Swiss watch exports continued to rise last year and are expected to hit a new record as a slowdown in Asia was partially offset by recovering Eurozone demand. Closer analysis of the data also uncovers markets which offer potential opportunities for the industry going forward.
High-end watches are an important bellwether for the wider luxury industry. As such, Swiss watch exports represent a useful metric to gauge luxury demand over the past year and in the near future.
Record Year, but Growth is Slowing
2012 was the biggest year to date as exports surpassed the CHF 20bn mark. The value of watch exports rose to 21.4 billion francs last year, representing an increase of 2.1 billion francs, or +10.9%. However, this was down on the 19% growth exhibited the previous year.
“ 2012 was the biggest year to date as exports surpassed the CHF 20bn mark ”
2012 was broadly a story of European recovery alongside Asian deceleration. At a regional level, European demand grew by 20%, almost double Asia’s 11%. Austria led the pack with demand rising 39% year on year.

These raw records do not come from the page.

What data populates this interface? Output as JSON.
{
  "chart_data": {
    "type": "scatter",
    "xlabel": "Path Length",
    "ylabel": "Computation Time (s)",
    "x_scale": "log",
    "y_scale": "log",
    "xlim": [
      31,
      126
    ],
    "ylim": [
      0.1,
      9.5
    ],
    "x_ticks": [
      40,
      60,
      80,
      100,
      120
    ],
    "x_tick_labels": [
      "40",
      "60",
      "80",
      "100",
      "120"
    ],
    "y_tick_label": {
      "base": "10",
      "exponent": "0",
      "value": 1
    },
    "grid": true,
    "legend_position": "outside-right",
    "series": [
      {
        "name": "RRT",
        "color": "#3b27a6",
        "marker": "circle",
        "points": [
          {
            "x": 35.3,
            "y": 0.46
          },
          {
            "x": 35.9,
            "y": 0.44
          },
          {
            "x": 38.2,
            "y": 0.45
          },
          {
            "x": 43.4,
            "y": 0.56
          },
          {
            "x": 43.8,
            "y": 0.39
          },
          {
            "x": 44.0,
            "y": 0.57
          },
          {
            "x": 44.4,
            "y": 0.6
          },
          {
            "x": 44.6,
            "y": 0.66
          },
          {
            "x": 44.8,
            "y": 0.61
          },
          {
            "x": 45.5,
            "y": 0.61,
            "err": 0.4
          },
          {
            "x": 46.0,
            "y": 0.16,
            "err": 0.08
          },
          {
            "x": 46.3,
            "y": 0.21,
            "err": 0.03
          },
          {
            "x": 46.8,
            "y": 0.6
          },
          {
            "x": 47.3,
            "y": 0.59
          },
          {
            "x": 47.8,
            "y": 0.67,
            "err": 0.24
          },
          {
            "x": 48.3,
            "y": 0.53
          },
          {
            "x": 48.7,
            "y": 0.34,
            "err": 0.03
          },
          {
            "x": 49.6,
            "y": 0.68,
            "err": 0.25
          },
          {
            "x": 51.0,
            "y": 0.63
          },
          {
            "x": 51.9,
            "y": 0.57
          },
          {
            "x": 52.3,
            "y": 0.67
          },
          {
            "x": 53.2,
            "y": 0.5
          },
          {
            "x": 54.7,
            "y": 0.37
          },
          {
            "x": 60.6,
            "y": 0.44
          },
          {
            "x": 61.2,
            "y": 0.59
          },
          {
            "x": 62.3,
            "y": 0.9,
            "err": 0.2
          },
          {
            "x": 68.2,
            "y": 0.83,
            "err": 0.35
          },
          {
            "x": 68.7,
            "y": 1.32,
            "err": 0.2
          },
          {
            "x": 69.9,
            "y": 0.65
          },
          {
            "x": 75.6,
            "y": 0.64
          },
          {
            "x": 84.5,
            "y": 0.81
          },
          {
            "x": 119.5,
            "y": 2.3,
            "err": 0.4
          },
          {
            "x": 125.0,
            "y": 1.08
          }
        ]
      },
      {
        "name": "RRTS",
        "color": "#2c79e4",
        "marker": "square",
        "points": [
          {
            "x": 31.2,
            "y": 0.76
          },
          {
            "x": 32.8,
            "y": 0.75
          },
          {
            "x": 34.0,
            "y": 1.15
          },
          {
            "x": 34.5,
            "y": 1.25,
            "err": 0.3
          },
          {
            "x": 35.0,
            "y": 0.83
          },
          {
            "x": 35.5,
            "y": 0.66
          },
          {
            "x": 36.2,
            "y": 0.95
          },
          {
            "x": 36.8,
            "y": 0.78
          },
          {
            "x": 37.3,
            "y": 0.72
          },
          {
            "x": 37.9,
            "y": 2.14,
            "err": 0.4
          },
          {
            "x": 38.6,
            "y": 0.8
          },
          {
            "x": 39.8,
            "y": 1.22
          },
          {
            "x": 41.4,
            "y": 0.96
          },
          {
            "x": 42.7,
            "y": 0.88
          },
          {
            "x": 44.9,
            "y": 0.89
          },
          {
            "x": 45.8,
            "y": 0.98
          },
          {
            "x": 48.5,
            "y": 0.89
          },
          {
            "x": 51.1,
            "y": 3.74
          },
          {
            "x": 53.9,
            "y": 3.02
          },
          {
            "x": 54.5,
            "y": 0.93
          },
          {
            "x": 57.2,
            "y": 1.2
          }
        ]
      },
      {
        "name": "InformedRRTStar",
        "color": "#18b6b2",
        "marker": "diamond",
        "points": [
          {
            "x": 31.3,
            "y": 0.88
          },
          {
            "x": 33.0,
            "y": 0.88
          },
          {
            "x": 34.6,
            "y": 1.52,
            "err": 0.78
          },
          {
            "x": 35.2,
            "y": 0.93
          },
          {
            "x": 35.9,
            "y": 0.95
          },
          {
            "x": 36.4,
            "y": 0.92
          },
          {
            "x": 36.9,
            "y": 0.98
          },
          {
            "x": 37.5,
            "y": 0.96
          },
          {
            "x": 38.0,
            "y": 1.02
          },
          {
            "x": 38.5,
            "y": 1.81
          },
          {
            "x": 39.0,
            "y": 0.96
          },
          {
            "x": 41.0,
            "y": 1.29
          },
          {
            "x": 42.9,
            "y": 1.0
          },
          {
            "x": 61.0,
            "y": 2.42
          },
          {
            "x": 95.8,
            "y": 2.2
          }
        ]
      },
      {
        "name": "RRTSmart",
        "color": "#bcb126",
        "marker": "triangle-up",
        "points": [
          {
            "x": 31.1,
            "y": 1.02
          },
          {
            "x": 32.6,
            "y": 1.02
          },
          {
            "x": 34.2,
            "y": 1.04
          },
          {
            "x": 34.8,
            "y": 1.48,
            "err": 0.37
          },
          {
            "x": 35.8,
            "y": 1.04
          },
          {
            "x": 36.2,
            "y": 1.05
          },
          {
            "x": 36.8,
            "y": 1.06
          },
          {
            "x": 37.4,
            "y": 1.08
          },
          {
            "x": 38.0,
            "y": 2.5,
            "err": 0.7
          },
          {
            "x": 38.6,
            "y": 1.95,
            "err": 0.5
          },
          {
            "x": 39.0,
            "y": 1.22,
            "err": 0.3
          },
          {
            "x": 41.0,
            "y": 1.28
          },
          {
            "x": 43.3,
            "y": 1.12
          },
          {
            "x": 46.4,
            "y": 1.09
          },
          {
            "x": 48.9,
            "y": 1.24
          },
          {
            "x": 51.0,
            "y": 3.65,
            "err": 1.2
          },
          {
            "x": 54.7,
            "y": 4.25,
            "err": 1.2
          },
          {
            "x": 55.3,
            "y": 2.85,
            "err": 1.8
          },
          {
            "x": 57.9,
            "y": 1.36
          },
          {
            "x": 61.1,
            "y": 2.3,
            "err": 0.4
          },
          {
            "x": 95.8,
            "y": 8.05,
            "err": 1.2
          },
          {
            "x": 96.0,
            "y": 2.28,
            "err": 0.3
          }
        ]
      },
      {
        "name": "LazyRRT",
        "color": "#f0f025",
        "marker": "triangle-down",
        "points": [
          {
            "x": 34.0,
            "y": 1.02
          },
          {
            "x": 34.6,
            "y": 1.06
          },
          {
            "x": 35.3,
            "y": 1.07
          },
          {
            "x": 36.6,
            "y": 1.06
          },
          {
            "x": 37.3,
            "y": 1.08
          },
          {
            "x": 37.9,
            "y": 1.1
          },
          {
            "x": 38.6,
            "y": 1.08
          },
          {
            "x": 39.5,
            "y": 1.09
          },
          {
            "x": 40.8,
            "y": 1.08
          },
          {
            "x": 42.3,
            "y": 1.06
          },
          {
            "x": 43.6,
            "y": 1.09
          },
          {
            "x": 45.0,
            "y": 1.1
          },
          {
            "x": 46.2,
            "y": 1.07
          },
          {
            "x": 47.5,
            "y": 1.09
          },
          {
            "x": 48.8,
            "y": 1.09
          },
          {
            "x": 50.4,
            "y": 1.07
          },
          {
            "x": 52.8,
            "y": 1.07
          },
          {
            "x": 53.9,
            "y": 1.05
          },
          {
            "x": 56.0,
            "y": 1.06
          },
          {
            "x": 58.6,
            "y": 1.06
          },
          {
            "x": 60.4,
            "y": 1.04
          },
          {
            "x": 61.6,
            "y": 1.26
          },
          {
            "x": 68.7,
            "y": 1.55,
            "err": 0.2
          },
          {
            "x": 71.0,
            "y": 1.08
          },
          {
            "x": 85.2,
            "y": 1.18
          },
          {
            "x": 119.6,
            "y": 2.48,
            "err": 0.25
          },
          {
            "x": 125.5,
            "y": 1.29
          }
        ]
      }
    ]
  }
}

Strong growth was also seen in Belgium (34%), the Netherlands (34%) and Germany (32%). Even European nations more acutely affected by the financial crisis performed well, with the UK (22%), Spain (22%), Italy (15%) and even Greece (11%) displaying strong demand growth.
Asia spends abroad…
This may be due to Eurozone fears partially subsiding in the latter half of the year. However, it could also be a result of an influx of Asian tourists to the region. Indeed, the number of Mainland Chinese who travelled abroad increased to 71% last year, up from 53% in 2011 (KPMG).
One fifth of these travellers visited Europe. Such trips are often devoted to purchasing luxury goods, in part because these consumers can make substantial savings by shopping abroad.
For example, Chinese consumers would avoid an 11% import duty, a 20% tax on high-end watches and 17.5% VAT through buying in Europe. Perhaps unsurprisingly, of the 72% of Chinese travellers which purchased luxury goods overseas last year, 37% bought a watch (KPMG). This is up from 20% in 2009.
“ 2012 was broadly a story of European recovery alongside Asian deceleration ”
…Whilst domestic sales stall
That Asian travellers are increasingly buying luxury watches abroad may help explain the slowing demand in the region. Hong Kong, by far the world’s largest single luxury watch market, grew only 9%, compared to 29% in 2011. Singaporean demand rose marginally by 2%, while Thailand, which saw a 39% increase the year before, shrank by -1%.
China, the star performer in 2011 with 57% growth, slipped to a comparatively anaemic 4% expansion. Pictures which emerged last summer of a Chinese civil servant wearing a series of watches worth over £110,000 provoked widespread outrage surrounding the bribery of public officials and contributed to a government crackdown on such gifts.
The clampdown, alongside slowing economic growth and uncertainty linked to a once-in-a-decade leadership change will undoubtedly have curtailed demand.
“ Chinese consumers avoid 11% import duty, 20% tax on high-end watches & 17.5% VAT by buying in Europe ”
How sustainable is this demand?
To understand how sustainable this demand is we looked at the relationship between luxury watch demand and the local wealthy population. In the chart below we’ve plotted the Swiss Watch Exports against the numbers of millionaires. The straight line represents the typical, or expected, relationship between luxury and the wealthy.
Unsurprisingly, the trend line is positive meaning that, as the number of millionaires increases, so too does luxury watch demand. However, some countries sit relatively far away from the line. This means that demand there is either significantly higher (far above the line) or lower (far below the line) than it should be for the given local wealthy population.
Regional wealth hubs prosper
The global travel hubs of Singapore and UAE stand out as having excessive demand compared to their millionaire populations. This is likely due to wealthy travellers buying watches on their way through to other destinations. Italy and France, particularly adept at attracting Asian tourists, also seem to be benefitting from high spending travellers.
Tax free shopping increased 32% in Italy last year, and watches and jewellery accounted for 16% of total luxury tax free revenues (Global Blue). This analysis also suggests that markets such as India, Turkey and Israel are underpenetrated, particularly as their millionaire populations are expanding rapidly.
This is corroborated by Ledbury Research’s Indian Wealth Segments which found four high growth segments of the wealthy population in India. We’d expect these markets to be firmly on the agenda in 2013.